In a message sent to employees, Duke leaders said faculty and staff can apply for a medical or religious exemption, but anyone approved will still have to do daily symptom monitoring, weekly surveillance testing, wear a mask and other COVID-19 safety protocols.
Employees have until 10 a.m. to receive and show documentation of vaccination. Duke officials said so far, 91 percent of employees have already completed the requirement.
Those who have not shown they are fully vaccinated by the deadline will be placed on administrative leave. Employees will then have seven days to either receive the single-dose Johnson and Johnson COVID-19 vaccine or the first dose of the Moderna or Pfizer COVID-19 vaccine.
If an employee does not receive a vaccine in those seven days, they will be terminated. Those who do receive a Moderna or Prizer vaccine dose in those seven days will have six weeks to provide documentation that they received the required second dose.
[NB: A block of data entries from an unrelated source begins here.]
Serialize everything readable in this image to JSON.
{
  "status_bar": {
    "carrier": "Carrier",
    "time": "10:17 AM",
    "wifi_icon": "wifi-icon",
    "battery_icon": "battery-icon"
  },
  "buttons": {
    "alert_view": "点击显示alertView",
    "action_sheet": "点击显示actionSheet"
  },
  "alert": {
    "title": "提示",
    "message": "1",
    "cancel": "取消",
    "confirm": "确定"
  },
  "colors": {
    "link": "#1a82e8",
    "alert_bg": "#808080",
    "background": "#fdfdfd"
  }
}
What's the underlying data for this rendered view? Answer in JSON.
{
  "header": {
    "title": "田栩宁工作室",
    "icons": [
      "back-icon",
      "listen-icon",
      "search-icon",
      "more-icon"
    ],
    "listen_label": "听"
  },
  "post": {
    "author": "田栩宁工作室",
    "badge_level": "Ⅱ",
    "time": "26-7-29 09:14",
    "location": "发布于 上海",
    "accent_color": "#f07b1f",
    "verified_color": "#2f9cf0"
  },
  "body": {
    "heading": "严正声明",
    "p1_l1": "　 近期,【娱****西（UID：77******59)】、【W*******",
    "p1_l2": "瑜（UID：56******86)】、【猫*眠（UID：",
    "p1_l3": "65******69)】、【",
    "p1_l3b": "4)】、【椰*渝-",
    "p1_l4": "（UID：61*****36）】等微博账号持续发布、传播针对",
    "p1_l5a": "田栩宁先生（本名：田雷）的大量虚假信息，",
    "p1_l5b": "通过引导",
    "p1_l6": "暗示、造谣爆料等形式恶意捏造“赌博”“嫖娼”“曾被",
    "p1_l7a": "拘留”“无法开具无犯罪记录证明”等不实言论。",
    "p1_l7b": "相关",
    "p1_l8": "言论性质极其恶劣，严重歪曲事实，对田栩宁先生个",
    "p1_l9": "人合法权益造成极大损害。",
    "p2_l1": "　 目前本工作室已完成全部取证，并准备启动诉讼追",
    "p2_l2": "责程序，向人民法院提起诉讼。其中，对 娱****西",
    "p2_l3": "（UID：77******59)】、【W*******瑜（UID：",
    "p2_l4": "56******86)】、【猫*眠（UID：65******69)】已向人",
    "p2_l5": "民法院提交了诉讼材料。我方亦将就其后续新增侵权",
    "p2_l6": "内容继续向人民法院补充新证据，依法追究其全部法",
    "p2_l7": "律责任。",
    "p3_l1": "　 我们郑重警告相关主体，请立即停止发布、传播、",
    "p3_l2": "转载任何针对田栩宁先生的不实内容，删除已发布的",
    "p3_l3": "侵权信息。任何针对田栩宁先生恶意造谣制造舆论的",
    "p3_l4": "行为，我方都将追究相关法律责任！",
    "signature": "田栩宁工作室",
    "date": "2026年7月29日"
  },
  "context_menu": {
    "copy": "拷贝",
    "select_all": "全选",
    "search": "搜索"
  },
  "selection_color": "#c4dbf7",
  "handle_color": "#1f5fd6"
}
If the second dose is not administered in the six weeks, the employee will be fired. […]”
Duke University has been a first mover on many episodes of Pandemic Panic. In spring 2020, their men’s basketball team was the first to forfeit participation in the ACC Tournament, precipitating further withdrawals, and ultimate cancellation; Duke was one of the first to modify campus life, mandate masks, and require students to document vaccination status. If this latest move, an aggressive push to vaccinate those employees that have thus far been non-compliant, follows a similar pattern, it may portend pressure on public universities and colleges to do that same.
The leap between private and public administration is a large one. However, we’ve seen time and again over the last two years that Pandemic Panic creates a race to the bottom in which companies, communities, and governments cut through heretofore solid foundations with haste and a sense of moral superiority.